Thank you for taking the time to read this!


----------



## ikreos (Mar 12, 2011)

Oops forgot to mention I'm using 8.2.


----------



## wblock@ (Mar 12, 2011)

If urtw(4) will work with that card, it's probably better than NDIS.

The "NIC" in your rc.conf isn't doing anything.

Don't know why there's no default route in the netstat output when you set one in rc.conf.  Can set it manually with `# route add default 192.168.2.1`

DHCP is convenient.  If you want a fixed IP, set the DHCP server in the access point to hand that out based on MAC address.

All you should need in wpa_supplicant.conf is your ssid and psk.  "scan_ssid=1" made me rant about "hidden" ssids in another thread here recently.


----------



## ikreos (Mar 12, 2011)

wblock said:
			
		

> If urtw(4) will work with that card, it's probably better than NDIS.



As far as I have read my chipset RTL8185 is not supported. It was also not autodetected.



			
				wblock said:
			
		

> The "NIC" in your rc.conf isn't doing anything.



I assumed as much after I tried it. I just never removed it.



			
				wblock said:
			
		

> Don't know why there's no default route in the netstat output when you set one in rc.conf.  Can set it manually with `# route add default 192.168.2.1`



I did add it manually with route, but it told me it was already there.



			
				wblock said:
			
		

> DHCP is convenient.  If you want a fixed IP, set the DHCP server in the access point to hand that out based on MAC address.



Never thought of doing that, but the modem is configured for DHCP. The wireless router is only there to give access to the modem for wireless clients.



			
				wblock said:
			
		

> All you should need in wpa_supplicant.conf is your ssid and psk.  "scan_ssid=1" made me rant about "hidden" ssids in another thread here recently.



That was left over from the network manager I just never removed it (will be though).


----------



## ikreos (Mar 12, 2011)

Since I can't edit posts. I found out my neither my modem or router have the 'static DHCP' ability. However I can flash DD-WRT onto it. So I will be looking into that. I haven't had the chance to tinker with my BSD install yet. I will try the urtw driver. I'm going to try clearing my routes and redoing them.


----------



## ikreos (Mar 12, 2011)

Update. I'm connected to the internet on my BSD install now. I had to manually add the default route. Which is weird because last time I tried it told me it was already there. Anyway the urtw driver only supports usb devices, I'm using a PCI card. Probably should have stated that. Ah well my problem should be solved now. Now I just have to look into DD-WRT for my router. How do I set this thread as solved?


----------



## wblock@ (Mar 12, 2011)

After you have ten posts, you can edit, including setting the title to "solved".

DD-WRT is very good.  The layout is always confusing to me, but that might just be because it doesn't need to be changed very often.  It can do static DHCP leases, I just checked.


----------



## ikreos (Mar 12, 2011)

Yes that is the reason I didn't know about 'static DHCP', my router doesn't have it (I'm not an expert in networking I just know enough to get by).

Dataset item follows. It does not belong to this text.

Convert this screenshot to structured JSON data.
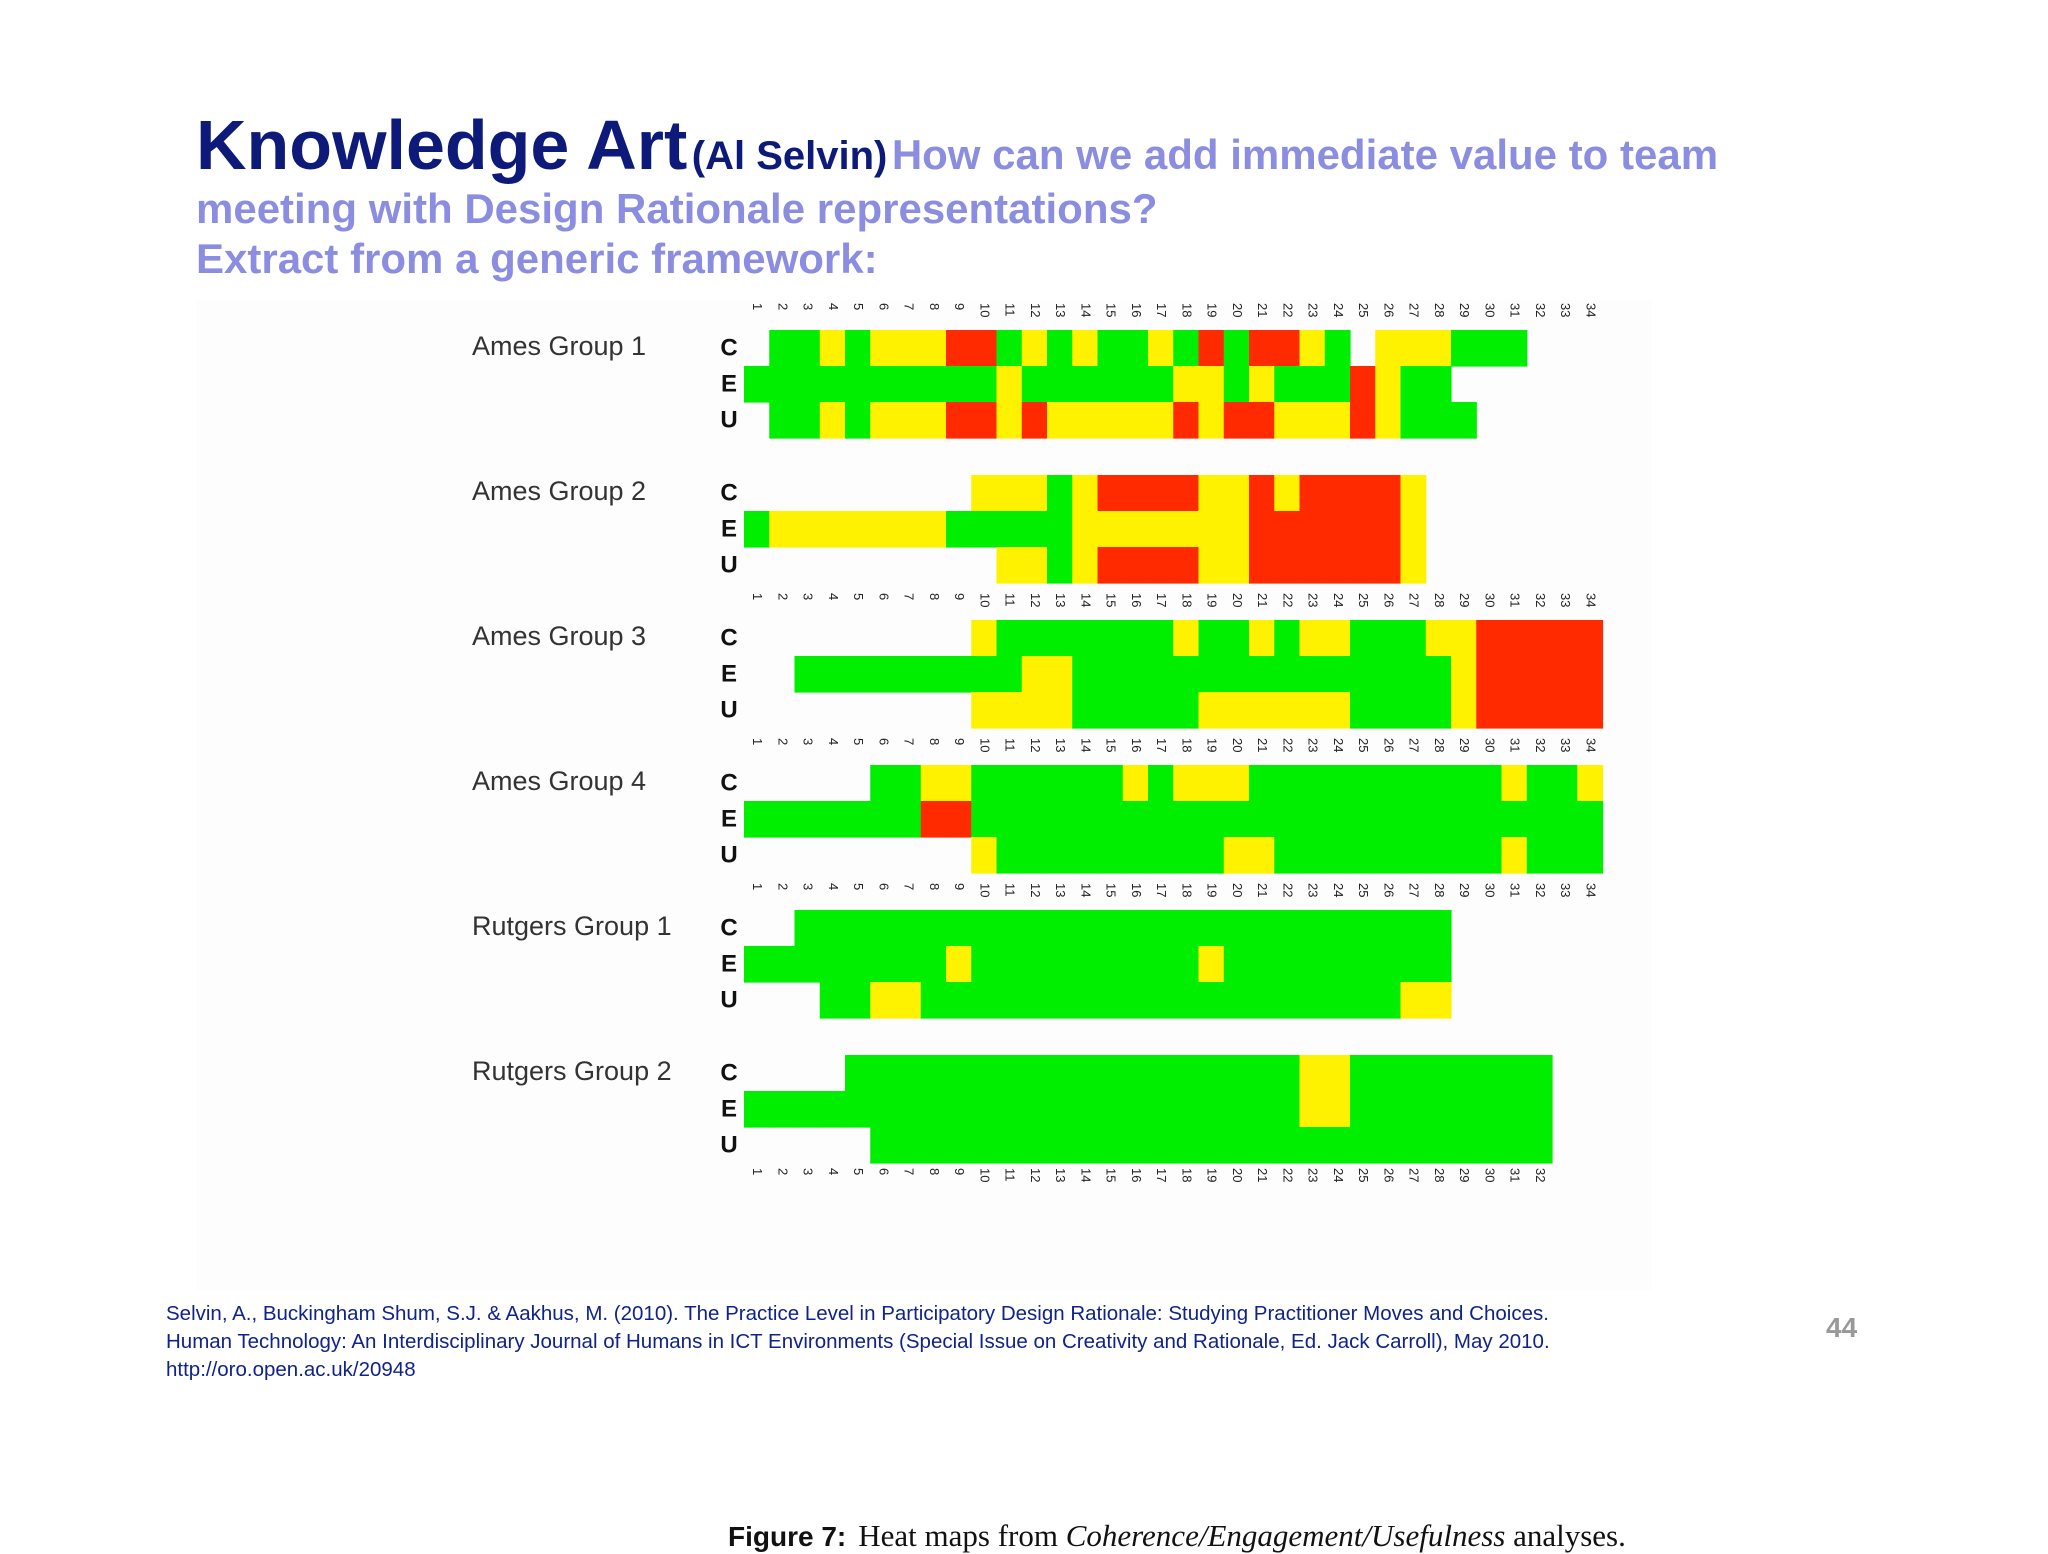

But Now that I know I'm going to use it once I attempt to flash DD-WRT. Hopefully Murphy keeps his law out of my attempt.


----------



## ikreos (Apr 11, 2011)

Final update. DD-WRT successfully flashed to my router (very nice piece of software). Went ahead and bought an Atheros based wifi card just to save myself the trouble. I would prefer to use a wired connection but currently my connectivity is no where near my computer. Oh and I scrapped PC-BSD in favor of FreeBSD with a light window manager. Much better than KDE4 bloat.


----------